While other traditional college jobs, like a magazine internship and work at a nonprofit, helped her hone her professional skills, it was at camp where she learned what it’s like to play a key role in someone’s well-being and growth.
“I didn’t have other roles in college so focused on the development of others,” said Dolmatch, who in her current role as product marketing manager helps product teams build tools that creators can use to reach new audiences on Instagram and support their craft.
Though she’d gone to Camp Walt Whitman for 8 years, being a counselor was the first time she felt responsible for other’s experiences.
“I myself knew what an incredible experience camp was for me. And I knew which counselors I loved, and I really wanted to be that for my girls. I wanted them to feel comforted when they missed their parents, and I wanted to help them have a really great experience.”
Keeping your energy up throughout those 7 weeks of camp takes work — camp can be tiring! — but Dolmatch learned how crucial it was to give your best to campers. “To be honest, I think it helped me be a better manager.”

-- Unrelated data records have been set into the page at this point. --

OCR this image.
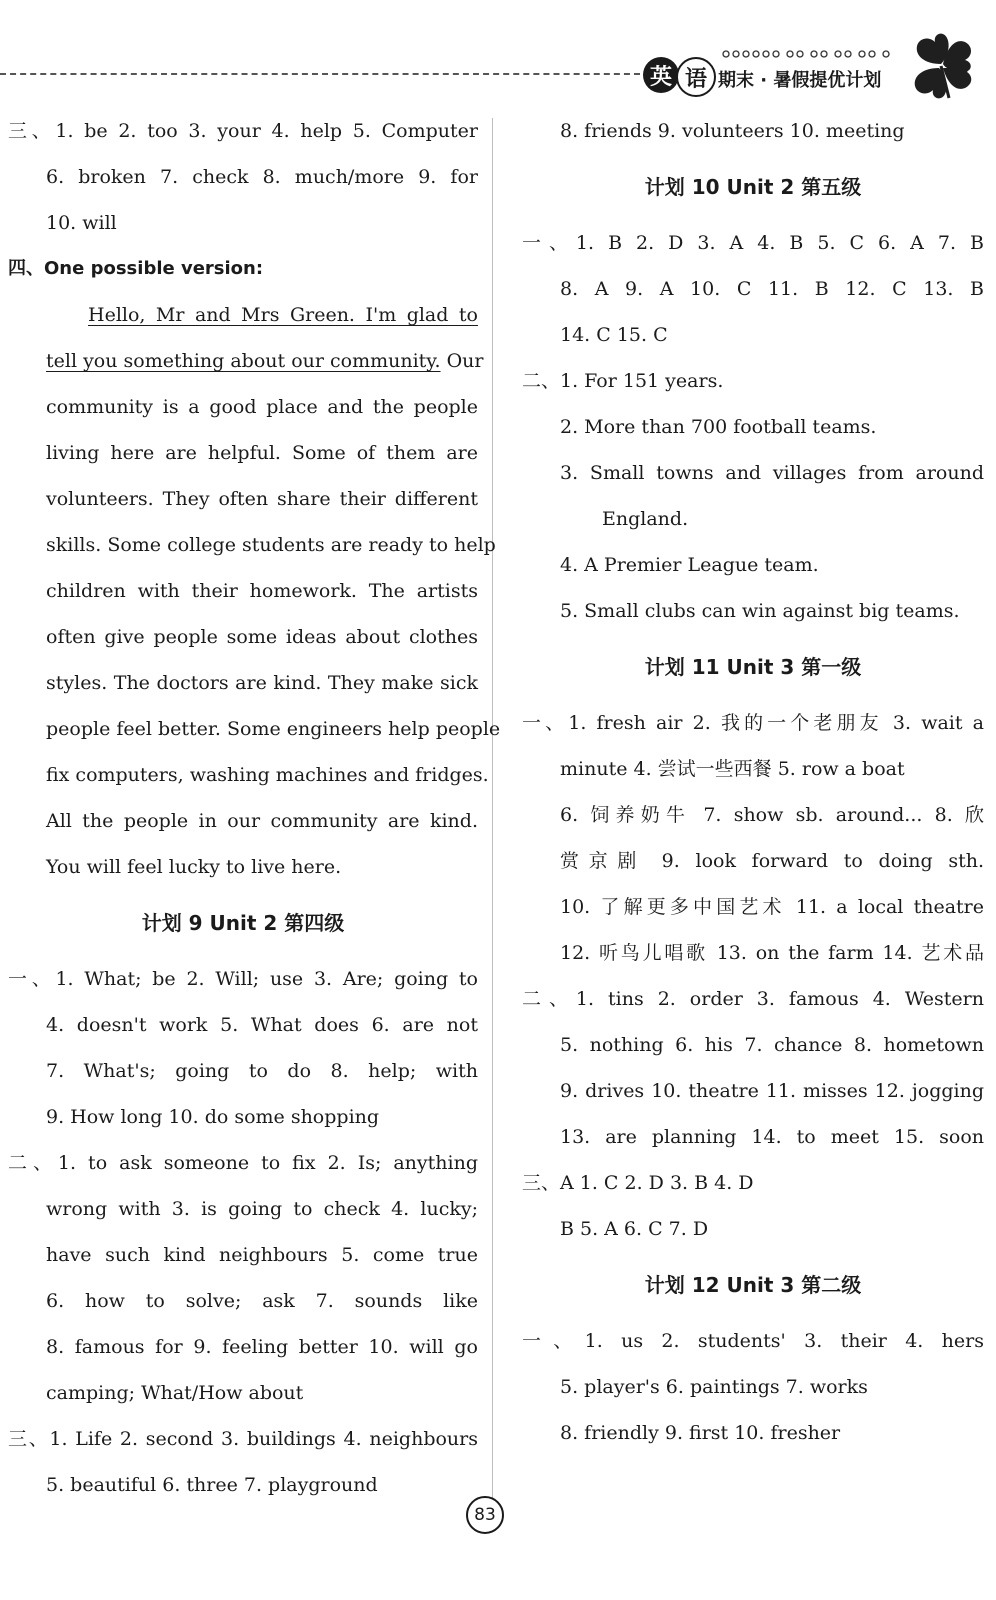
英 语 期末 · 暑假提优计划
三、1. be 2. too 3. your 4. help 5. Computer
6. broken 7. check 8. much/more 9. for
10. will
四、One possible version:
Hello, Mr and Mrs Green. I'm glad to
tell you something about our community. Our
community is a good place and the people
living here are helpful. Some of them are
volunteers. They often share their different
skills. Some college students are ready to help
children with their homework. The artists
often give people some ideas about clothes
styles. The doctors are kind. They make sick
people feel better. Some engineers help people
fix computers, washing machines and fridges.
All the people in our community are kind.
You will feel lucky to live here.
计划 9 Unit 2 第四级
一、1. What; be 2. Will; use 3. Are; going to
4. doesn't work 5. What does 6. are not
7. What's; going to do 8. help; with
9. How long 10. do some shopping
二、1. to ask someone to fix 2. Is; anything
wrong with 3. is going to check 4. lucky;
have such kind neighbours 5. come true
6. how to solve; ask 7. sounds like
8. famous for 9. feeling better 10. will go
camping; What/How about
三、1. Life 2. second 3. buildings 4. neighbours
5. beautiful 6. three 7. playground
8. friends 9. volunteers 10. meeting
计划 10 Unit 2 第五级
一、1. B 2. D 3. A 4. B 5. C 6. A 7. B
8. A 9. A 10. C 11. B 12. C 13. B
14. C 15. C
二、1. For 151 years.
2. More than 700 football teams.
3. Small towns and villages from around
England.
4. A Premier League team.
5. Small clubs can win against big teams.
计划 11 Unit 3 第一级
一、1. fresh air 2. 我的一个老朋友 3. wait a
minute 4. 尝试一些西餐 5. row a boat
6. 饲养奶牛 7. show sb. around... 8. 欣
赏京剧 9. look forward to doing sth.
10. 了解更多中国艺术 11. a local theatre
12. 听鸟儿唱歌 13. on the farm 14. 艺术品
二、1. tins 2. order 3. famous 4. Western
5. nothing 6. his 7. chance 8. hometown
9. drives 10. theatre 11. misses 12. jogging
13. are planning 14. to meet 15. soon
三、A 1. C 2. D 3. B 4. D
B 5. A 6. C 7. D
计划 12 Unit 3 第二级
一、1. us 2. students' 3. their 4. hers
5. player's 6. paintings 7. works
8. friendly 9. first 10. fresher
83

How to help somebody else through an issue, how to get people to trust in you, and how to maintain your stamina are all things she learned as a counselor and that she has since applied in her career. “I definitely learned a lot about my own leadership brand,” she said.
Working at camp also taught her the value of teamwork. Since her co-counselor was more of an early riser than she, together they learned to play to their strengths. “She would help girls get ready and I would help put them to sleep. You and your other counselors, you’re in this together.”
Her current role is extremely collaborative, and camp is no different. Although the goals — like “How do you get these kids to hike a mountain?” — are often different and a whole lot of fun.
“The people that are attracted to this role, I think, are people that you want to work with,” says Dolmatch. “Everyone is kind and shares the same goal of having a good summer and helping these kids have a great summer and being a leader for them.”